It’s funny how a Super Bowl ad can still revolutionize the industry more than 20 years after its first showing.
We’re talking about the famous “1984” spot that Apple ran – except this time around, it’s got a twist. It’s Hillary Clinton, not Big Brother, who dominates the screen and a Barack Obama supporter who hurls the hammer.
Oh, and it’s only on YouTube.
So far, the ad has generated more than a million hits, and multiple versions of it have been posted.
Obama has denied his campaign is involved in any way (while adding that he wasn’t sure if anyone in his campaign was talented enough to produce it).

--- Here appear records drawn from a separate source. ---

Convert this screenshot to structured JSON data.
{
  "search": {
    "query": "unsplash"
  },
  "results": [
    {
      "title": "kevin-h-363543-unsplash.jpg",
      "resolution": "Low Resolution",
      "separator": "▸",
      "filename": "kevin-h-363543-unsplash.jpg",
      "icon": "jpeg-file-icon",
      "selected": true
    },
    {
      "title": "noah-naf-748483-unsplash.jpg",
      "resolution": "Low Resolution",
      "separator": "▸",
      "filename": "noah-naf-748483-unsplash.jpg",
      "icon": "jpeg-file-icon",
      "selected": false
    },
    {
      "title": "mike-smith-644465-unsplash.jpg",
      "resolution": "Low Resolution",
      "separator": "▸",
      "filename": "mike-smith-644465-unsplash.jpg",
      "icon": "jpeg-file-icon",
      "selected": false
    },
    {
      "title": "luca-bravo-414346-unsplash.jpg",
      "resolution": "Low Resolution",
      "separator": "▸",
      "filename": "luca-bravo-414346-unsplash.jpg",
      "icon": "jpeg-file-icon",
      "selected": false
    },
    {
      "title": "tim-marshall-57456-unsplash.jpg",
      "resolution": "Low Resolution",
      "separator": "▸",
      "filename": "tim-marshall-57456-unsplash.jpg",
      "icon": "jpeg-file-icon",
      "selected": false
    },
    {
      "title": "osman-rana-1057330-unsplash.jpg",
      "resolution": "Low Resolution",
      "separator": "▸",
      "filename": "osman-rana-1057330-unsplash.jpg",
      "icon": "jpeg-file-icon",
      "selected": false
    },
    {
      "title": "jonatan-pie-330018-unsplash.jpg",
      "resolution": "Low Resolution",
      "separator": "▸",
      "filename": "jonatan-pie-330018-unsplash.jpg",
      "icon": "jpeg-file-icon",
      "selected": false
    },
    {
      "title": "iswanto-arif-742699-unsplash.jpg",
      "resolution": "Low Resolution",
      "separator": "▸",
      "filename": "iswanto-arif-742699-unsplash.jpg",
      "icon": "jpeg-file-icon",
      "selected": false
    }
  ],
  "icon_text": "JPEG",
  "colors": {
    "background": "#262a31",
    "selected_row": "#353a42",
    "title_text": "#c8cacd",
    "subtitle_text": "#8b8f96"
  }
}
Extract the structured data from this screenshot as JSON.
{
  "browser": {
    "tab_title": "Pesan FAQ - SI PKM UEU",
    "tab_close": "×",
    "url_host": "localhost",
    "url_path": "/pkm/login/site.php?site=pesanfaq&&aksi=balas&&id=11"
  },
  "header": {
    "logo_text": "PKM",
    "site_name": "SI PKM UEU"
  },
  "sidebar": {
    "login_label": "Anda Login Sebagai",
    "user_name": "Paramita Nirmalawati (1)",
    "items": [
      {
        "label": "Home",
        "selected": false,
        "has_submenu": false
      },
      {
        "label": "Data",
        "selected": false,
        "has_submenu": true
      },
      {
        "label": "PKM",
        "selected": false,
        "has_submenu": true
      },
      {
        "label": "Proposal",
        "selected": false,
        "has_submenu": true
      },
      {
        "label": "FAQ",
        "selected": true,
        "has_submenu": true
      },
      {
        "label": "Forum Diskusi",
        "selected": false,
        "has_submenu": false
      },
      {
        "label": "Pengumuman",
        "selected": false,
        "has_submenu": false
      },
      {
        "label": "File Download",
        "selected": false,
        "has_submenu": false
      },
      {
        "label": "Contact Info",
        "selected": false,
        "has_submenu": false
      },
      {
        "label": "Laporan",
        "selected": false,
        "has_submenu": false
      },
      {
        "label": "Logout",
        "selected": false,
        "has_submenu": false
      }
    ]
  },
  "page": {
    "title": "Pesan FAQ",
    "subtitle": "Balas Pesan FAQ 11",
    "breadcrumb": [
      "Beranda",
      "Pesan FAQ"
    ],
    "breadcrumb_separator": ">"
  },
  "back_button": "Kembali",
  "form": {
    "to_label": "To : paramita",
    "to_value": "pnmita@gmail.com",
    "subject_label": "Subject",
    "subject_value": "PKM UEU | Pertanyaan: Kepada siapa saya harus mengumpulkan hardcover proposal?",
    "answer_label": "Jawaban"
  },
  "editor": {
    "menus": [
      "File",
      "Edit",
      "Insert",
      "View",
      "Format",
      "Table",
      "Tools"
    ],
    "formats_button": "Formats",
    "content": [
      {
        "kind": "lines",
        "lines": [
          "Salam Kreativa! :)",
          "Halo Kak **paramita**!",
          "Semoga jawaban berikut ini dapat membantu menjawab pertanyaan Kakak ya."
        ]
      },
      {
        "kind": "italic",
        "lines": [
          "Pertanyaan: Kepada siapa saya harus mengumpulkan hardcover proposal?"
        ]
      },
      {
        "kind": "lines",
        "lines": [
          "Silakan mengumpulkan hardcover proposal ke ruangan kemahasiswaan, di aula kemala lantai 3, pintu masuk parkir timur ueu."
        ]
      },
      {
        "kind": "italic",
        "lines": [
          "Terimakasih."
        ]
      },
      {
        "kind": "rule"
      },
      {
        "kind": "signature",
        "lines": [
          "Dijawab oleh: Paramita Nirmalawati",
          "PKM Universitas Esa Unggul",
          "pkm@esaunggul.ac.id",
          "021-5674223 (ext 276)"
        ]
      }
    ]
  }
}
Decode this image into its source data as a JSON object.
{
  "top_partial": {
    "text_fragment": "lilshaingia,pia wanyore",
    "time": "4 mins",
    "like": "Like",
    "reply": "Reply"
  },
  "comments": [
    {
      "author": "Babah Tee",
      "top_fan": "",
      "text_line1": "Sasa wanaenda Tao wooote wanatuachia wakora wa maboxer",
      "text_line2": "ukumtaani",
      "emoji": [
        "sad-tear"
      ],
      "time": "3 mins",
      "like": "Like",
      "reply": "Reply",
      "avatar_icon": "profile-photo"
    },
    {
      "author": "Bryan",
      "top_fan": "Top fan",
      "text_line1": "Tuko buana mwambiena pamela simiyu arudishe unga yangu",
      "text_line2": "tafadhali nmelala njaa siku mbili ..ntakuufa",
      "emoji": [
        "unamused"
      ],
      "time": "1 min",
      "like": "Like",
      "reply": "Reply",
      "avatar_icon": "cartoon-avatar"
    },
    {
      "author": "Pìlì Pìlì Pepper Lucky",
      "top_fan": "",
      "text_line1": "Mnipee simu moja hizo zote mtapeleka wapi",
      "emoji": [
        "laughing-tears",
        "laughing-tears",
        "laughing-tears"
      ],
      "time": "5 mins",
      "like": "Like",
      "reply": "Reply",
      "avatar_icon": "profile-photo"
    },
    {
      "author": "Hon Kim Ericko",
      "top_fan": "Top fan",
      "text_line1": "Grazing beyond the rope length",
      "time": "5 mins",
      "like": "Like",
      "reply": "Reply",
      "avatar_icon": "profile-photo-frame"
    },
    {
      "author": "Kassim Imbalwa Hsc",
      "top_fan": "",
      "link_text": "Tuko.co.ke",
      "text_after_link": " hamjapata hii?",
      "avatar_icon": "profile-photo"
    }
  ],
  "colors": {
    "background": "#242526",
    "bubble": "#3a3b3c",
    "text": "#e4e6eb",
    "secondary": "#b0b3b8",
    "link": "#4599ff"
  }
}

Yesterday, Philip de Vellis, a strategist with Blue State Digital, the firm which designed Obama’s Web site, acknowledged he is “ParkRidge47,” creator of the “Hillary 1984” ad. De Vellis resigned from the firm after hearing he was about to be reported as the creator.
The political world is on the cusp of a major shift here. With the advent of YouTube, increasingly speedy Internet connections and a growing number of (really talented) amateur filmmakers, it was only a matter of time before the general populace got into the political arena.
This ad could be as momentous as Lyndon Johnson’s “Daisy” ad in 1964. The commercial featured a little girl plucking the petals off daisies in between flashes of mushroom clouds. Critics thought using scare tactics from the Cold War to slam an opponent was a low blow, so the ad ran only once. It did, however, usher in a new era of negative campaigning.
And if you thought political advertising was intense before, you ain’t seen nothin’ yet.
Anyone with a video camera and iMovie can circulate ads that can help or hurt any candidate. The power of political advertising no longer lies at the top of the food chain; there’s no way to effectively censor or control messages about candidates anymore. Groups that previously would have been required to disclose their sponsorship of a political message now have an easy out – if they’re creative enough.
That’s the upside to a potentially chaotic situation: Popularity is dictated by quality of the message, not who’s paying for it.
The Internet has been a huge factor in the past two elections, and if the trend holds, it will be an even bigger factor in this one.
Which means 2008 should give us a very interesting political race.